Frequently Asked Questions
- Is Base64 encoding the same as encryption?
- No. Base64 is a reversible encoding scheme, not encryption. It converts binary data into printable ASCII characters so it can be safely transmitted in text-based formats. Anyone who receives a Base64 string can decode it instantly without any key or password. If you need to protect sensitive data, use a proper encryption algorithm such as AES-256 — and apply Base64 encoding afterward only if you need the ciphertext in a text-safe format.
- Why does my Base64 string end with one or two equals signs?
- The equals sign (=) is padding. Base64 encodes 3 bytes at a time into 4 characters. If the input is not a multiple of 3 bytes, the encoder adds 1 or 2 bytes of zero padding and marks them with = at the end of the output string. A string ending in == had one meaningful byte in the last group; one = means two.

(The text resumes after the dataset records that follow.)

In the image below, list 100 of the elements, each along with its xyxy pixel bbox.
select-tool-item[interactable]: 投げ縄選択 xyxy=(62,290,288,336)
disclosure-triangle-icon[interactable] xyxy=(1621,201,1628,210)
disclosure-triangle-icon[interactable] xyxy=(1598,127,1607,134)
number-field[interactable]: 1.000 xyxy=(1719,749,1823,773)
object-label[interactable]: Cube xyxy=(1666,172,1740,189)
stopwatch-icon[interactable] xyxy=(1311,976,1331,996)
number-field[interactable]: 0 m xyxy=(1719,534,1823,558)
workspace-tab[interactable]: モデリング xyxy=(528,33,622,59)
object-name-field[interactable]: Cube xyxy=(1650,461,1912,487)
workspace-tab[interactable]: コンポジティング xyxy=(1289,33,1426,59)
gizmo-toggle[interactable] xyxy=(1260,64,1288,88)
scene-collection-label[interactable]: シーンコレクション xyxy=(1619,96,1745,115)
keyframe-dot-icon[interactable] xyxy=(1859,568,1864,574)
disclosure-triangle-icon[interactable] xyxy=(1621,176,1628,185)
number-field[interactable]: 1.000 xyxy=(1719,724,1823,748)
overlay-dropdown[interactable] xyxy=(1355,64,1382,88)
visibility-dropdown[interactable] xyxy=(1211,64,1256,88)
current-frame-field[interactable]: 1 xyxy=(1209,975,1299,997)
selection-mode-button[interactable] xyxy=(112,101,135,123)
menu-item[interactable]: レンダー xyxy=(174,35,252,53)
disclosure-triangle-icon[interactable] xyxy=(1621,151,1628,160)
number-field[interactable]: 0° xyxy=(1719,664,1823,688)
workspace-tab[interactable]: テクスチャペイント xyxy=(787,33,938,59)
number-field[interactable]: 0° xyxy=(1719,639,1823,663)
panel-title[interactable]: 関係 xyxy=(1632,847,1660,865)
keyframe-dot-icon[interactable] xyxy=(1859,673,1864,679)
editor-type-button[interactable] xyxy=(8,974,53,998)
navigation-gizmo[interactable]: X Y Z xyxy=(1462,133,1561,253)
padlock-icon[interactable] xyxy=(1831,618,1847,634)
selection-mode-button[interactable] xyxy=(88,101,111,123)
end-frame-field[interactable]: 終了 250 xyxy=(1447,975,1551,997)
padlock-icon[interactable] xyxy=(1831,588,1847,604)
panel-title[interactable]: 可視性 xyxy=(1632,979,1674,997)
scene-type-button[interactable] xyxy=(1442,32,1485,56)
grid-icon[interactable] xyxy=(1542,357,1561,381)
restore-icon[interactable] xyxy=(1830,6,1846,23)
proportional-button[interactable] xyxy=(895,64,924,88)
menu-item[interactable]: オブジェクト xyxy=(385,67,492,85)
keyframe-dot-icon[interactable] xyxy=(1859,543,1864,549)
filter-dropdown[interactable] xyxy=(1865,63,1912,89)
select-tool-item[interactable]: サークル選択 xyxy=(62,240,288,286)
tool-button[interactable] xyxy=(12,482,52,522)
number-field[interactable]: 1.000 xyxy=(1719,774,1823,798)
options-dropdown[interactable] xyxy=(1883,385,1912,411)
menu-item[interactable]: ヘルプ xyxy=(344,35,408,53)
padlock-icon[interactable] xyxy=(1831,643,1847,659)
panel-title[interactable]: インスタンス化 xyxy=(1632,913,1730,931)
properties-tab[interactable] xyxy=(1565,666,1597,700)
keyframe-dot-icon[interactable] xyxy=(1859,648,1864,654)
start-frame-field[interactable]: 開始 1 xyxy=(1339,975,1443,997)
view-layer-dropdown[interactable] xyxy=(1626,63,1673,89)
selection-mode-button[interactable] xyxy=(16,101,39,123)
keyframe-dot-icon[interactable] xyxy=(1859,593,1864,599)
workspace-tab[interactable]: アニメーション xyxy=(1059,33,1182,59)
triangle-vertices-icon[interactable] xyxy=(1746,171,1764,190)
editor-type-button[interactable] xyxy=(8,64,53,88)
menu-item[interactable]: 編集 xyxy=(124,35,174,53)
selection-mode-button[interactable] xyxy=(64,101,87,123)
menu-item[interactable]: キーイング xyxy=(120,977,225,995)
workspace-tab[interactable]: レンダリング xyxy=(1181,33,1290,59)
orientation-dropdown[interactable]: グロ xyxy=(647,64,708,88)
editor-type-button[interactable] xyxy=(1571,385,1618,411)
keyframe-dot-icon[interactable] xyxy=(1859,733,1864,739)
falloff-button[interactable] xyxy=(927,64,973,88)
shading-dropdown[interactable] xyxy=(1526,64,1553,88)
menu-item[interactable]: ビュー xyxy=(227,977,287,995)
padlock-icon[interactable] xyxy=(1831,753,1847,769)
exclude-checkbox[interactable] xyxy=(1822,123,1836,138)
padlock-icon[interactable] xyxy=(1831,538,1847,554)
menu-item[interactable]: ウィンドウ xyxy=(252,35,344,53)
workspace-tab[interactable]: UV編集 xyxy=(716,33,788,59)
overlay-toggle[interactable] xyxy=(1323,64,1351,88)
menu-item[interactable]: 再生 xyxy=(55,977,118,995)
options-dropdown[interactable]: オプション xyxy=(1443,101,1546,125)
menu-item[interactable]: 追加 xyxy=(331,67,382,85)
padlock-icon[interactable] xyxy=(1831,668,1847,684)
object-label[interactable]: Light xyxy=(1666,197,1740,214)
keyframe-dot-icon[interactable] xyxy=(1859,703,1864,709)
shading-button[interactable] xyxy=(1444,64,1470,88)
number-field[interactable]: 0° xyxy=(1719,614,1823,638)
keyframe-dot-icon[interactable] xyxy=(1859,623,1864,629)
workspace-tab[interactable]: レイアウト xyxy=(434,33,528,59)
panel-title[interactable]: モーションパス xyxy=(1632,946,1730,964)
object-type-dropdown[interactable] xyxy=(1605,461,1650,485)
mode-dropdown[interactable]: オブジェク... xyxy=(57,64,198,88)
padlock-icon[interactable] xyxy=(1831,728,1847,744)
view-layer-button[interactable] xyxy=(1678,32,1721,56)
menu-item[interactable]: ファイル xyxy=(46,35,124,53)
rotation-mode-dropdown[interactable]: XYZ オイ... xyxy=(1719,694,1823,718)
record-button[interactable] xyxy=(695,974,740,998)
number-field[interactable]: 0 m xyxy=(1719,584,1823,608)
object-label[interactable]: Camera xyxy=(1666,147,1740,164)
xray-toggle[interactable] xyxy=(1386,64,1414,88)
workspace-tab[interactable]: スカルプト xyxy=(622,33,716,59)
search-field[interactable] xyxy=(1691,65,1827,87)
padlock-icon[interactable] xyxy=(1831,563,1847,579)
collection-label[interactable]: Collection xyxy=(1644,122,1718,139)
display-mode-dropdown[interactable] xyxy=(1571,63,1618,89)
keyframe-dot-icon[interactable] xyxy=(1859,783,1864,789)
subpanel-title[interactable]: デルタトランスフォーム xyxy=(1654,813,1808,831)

Some systems strip padding, which is fine as long as the decoder knows to expect it — just add the missing = characters back if you get a decode error.
- What is the difference between Base64 and Base64url?
- Standard Base64 uses + and / as two of its 64 characters. These characters have special meaning in URLs and file paths, which causes problems when a Base64 string is placed in a URL query parameter or used as a filename. Base64url is a URL-safe variant that substitutes - for + and _ for /. It also typically omits the trailing = padding. JWTs and many modern web APIs use Base64url. If you decode a Base64url string with a standard Base64 decoder without converting those characters first, you will get incorrect output or an error.